Our paper received the Best paper award!
by Somtochukwu Enendu, Johannes Scholtes, Jeroen Smeets, Djoerd Hiemstra, and Mariet Theune
This paper describes the use of sequence labeling methods in predicting the semantic labels of extracted text regions of heterogeneous electronic documents, by utilizing features related to each semantic label. In this study, we construct a novel dataset consisting of real world documents from multiple domains. We test the performance of the methods on the dataset and offer a novel investigation into the influence of textual features on performance across multiple domains. The results of the experiments show that the neural network method slightly outperforms the Conditional Random Field method with limited training data available. Regarding generalizability, our experiments show that the inclusion of textual features aids performance improvements.

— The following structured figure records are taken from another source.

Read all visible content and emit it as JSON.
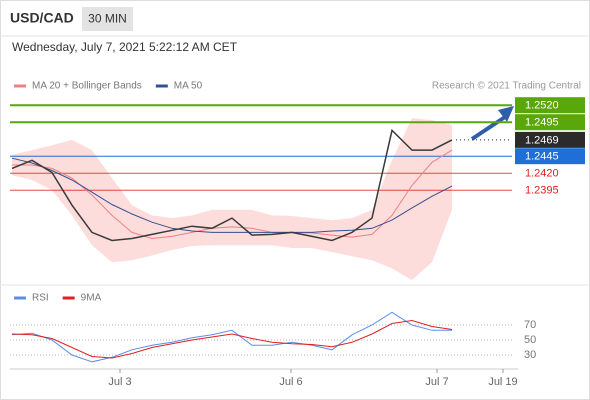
{
  "header": {
    "symbol": "USD/CAD",
    "timeframe": "30 MIN",
    "datetime": "Wednesday, July 7, 2021 5:22:12 AM CET"
  },
  "chart_data": [
    {
      "type": "line",
      "source": "Research © 2021 Trading Central",
      "xlim": [
        0,
        25
      ],
      "ylim": [
        1.226,
        1.2535
      ],
      "x": [
        0,
        1,
        2,
        3,
        4,
        5,
        6,
        7,
        8,
        9,
        10,
        11,
        12,
        13,
        14,
        15,
        16,
        17,
        18,
        19,
        20,
        21,
        22
      ],
      "series": [
        {
          "name": "MA 20 + Bollinger Bands",
          "color": "#f08080",
          "band_color": "#fddcdc",
          "values": [
            1.2432,
            1.2432,
            1.2427,
            1.2413,
            1.2388,
            1.2358,
            1.2333,
            1.2324,
            1.2327,
            1.2333,
            1.2339,
            1.2341,
            1.2339,
            1.2333,
            1.2333,
            1.2332,
            1.2329,
            1.2326,
            1.233,
            1.2358,
            1.2402,
            1.2436,
            1.2454
          ],
          "upper": [
            1.2447,
            1.2454,
            1.2461,
            1.2469,
            1.2454,
            1.2413,
            1.2373,
            1.2358,
            1.2354,
            1.2358,
            1.2366,
            1.2366,
            1.2366,
            1.2358,
            1.2357,
            1.2354,
            1.2351,
            1.2354,
            1.2366,
            1.2439,
            1.2501,
            1.2498,
            1.2491
          ],
          "lower": [
            1.2417,
            1.241,
            1.2395,
            1.2358,
            1.2314,
            1.2289,
            1.2292,
            1.2299,
            1.2307,
            1.2313,
            1.2314,
            1.2314,
            1.2314,
            1.2314,
            1.231,
            1.231,
            1.2304,
            1.2298,
            1.2292,
            1.228,
            1.2263,
            1.2289,
            1.2366
          ]
        },
        {
          "name": "MA 50",
          "color": "#33508f",
          "values": [
            1.2442,
            1.2435,
            1.2424,
            1.241,
            1.2392,
            1.2374,
            1.236,
            1.2348,
            1.2339,
            1.2335,
            1.2333,
            1.2333,
            1.2333,
            1.2333,
            1.2333,
            1.2333,
            1.2335,
            1.2336,
            1.2339,
            1.2351,
            1.2369,
            1.2386,
            1.2401
          ]
        },
        {
          "color": "#3a3a3a",
          "values": [
            1.2427,
            1.2439,
            1.2421,
            1.2373,
            1.2333,
            1.2321,
            1.2324,
            1.233,
            1.2336,
            1.2342,
            1.2339,
            1.2354,
            1.2329,
            1.233,
            1.2333,
            1.2327,
            1.2321,
            1.2333,
            1.2354,
            1.2483,
            1.2454,
            1.2454,
            1.2469
          ]
        }
      ],
      "levels": [
        {
          "value": 1.252,
          "label": "1.2520",
          "color": "#5aa70b",
          "box": true,
          "line": "solid"
        },
        {
          "value": 1.2495,
          "label": "1.2495",
          "color": "#5aa70b",
          "box": true,
          "line": "solid"
        },
        {
          "value": 1.2469,
          "label": "1.2469",
          "color": "#2b2b2b",
          "box": true,
          "line": "dotted"
        },
        {
          "value": 1.2445,
          "label": "1.2445",
          "color": "#1f6fd6",
          "box": true,
          "line": "solid"
        },
        {
          "value": 1.242,
          "label": "1.2420",
          "color": "#e02020",
          "box": false,
          "line": "solid"
        },
        {
          "value": 1.2395,
          "label": "1.2395",
          "color": "#e02020",
          "box": false,
          "line": "solid"
        }
      ]
    },
    {
      "type": "line",
      "xlim": [
        0,
        25
      ],
      "ylim": [
        10,
        100
      ],
      "yticks": [
        30,
        50,
        70
      ],
      "grid": true,
      "xticks": [
        {
          "value": 5.4,
          "label": "Jul 3"
        },
        {
          "value": 13.95,
          "label": "Jul 6"
        },
        {
          "value": 21.25,
          "label": "Jul 7"
        },
        {
          "value": 24.55,
          "label": "Jul 19"
        }
      ],
      "x": [
        0,
        1,
        2,
        3,
        4,
        5,
        6,
        7,
        8,
        9,
        10,
        11,
        12,
        13,
        14,
        15,
        16,
        17,
        18,
        19,
        20,
        21,
        22
      ],
      "series": [
        {
          "name": "RSI",
          "color": "#5b8ee6",
          "values": [
            57,
            59,
            50,
            30,
            21,
            27,
            37,
            43,
            47,
            53,
            57,
            63,
            43,
            43,
            47,
            43,
            37,
            57,
            70,
            87,
            70,
            63,
            63
          ]
        },
        {
          "name": "9MA",
          "color": "#e02020",
          "values": [
            58,
            57,
            52,
            40,
            28,
            26,
            32,
            40,
            45,
            50,
            54,
            58,
            52,
            47,
            45,
            44,
            41,
            47,
            58,
            72,
            76,
            68,
            64
          ]
        }
      ]
    }
  ]
}
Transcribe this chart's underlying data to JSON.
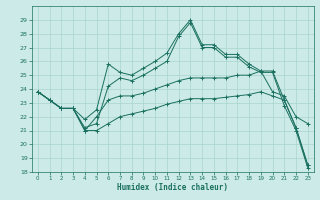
{
  "background_color": "#cceae7",
  "grid_color": "#aad4d0",
  "line_color": "#1a7060",
  "xlabel": "Humidex (Indice chaleur)",
  "xlim": [
    -0.5,
    23.5
  ],
  "ylim": [
    18,
    30
  ],
  "yticks": [
    18,
    19,
    20,
    21,
    22,
    23,
    24,
    25,
    26,
    27,
    28,
    29
  ],
  "xticks": [
    0,
    1,
    2,
    3,
    4,
    5,
    6,
    7,
    8,
    9,
    10,
    11,
    12,
    13,
    14,
    15,
    16,
    17,
    18,
    19,
    20,
    21,
    22,
    23
  ],
  "lines": [
    {
      "x": [
        0,
        1,
        2,
        3,
        4,
        5,
        6,
        7,
        8,
        9,
        10,
        11,
        12,
        13,
        14,
        15,
        16,
        17,
        18,
        19,
        20,
        21,
        22,
        23
      ],
      "y": [
        23.8,
        23.2,
        22.6,
        22.6,
        21.8,
        22.5,
        25.8,
        25.2,
        25.0,
        25.5,
        26.0,
        26.6,
        28.0,
        29.0,
        27.2,
        27.2,
        26.5,
        26.5,
        25.8,
        25.3,
        25.3,
        23.2,
        21.2,
        18.5
      ]
    },
    {
      "x": [
        0,
        1,
        2,
        3,
        4,
        5,
        6,
        7,
        8,
        9,
        10,
        11,
        12,
        13,
        14,
        15,
        16,
        17,
        18,
        19,
        20,
        21,
        22,
        23
      ],
      "y": [
        23.8,
        23.2,
        22.6,
        22.6,
        21.2,
        21.5,
        24.2,
        24.8,
        24.6,
        25.0,
        25.5,
        26.0,
        27.8,
        28.8,
        27.0,
        27.0,
        26.3,
        26.3,
        25.6,
        25.2,
        25.2,
        22.8,
        21.0,
        18.3
      ]
    },
    {
      "x": [
        0,
        1,
        2,
        3,
        4,
        5,
        6,
        7,
        8,
        9,
        10,
        11,
        12,
        13,
        14,
        15,
        16,
        17,
        18,
        19,
        20,
        21,
        22,
        23
      ],
      "y": [
        23.8,
        23.2,
        22.6,
        22.6,
        21.0,
        22.0,
        23.2,
        23.5,
        23.5,
        23.7,
        24.0,
        24.3,
        24.6,
        24.8,
        24.8,
        24.8,
        24.8,
        25.0,
        25.0,
        25.3,
        23.8,
        23.5,
        22.0,
        21.5
      ]
    },
    {
      "x": [
        0,
        1,
        2,
        3,
        4,
        5,
        6,
        7,
        8,
        9,
        10,
        11,
        12,
        13,
        14,
        15,
        16,
        17,
        18,
        19,
        20,
        21,
        22,
        23
      ],
      "y": [
        23.8,
        23.2,
        22.6,
        22.6,
        21.0,
        21.0,
        21.5,
        22.0,
        22.2,
        22.4,
        22.6,
        22.9,
        23.1,
        23.3,
        23.3,
        23.3,
        23.4,
        23.5,
        23.6,
        23.8,
        23.5,
        23.2,
        21.2,
        18.5
      ]
    }
  ]
}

Presented at The Conference on Natural Language Processing (“Konferenz zur Verarbeitung natürlicher Sprache”, KONVENS) on 9-11 October in Nürnberg, Germany
Predicting Semantic Labels of Text Regions in Heterogeneous Document Images
by Somtochukwu Enendu
This MSc thesis describes the use of sequence labeling methods in predicting the semantic labels of extracted text regions of heterogeneous electronic documents, by utilizing features related to each semantic label. In this study, we construct a novel dataset consisting of real world documents from multiple domains. We test the performance of the methods on the dataset and offer a novel investigation into the influence of textual features on performance across multiple domains. The results of the experiments show that the Conditional Random Field method is robust, outperforming the neural network when limited training data is available. Regarding generalizability, our experiments show that the inclusion of textual features does not guarantee performance improvements.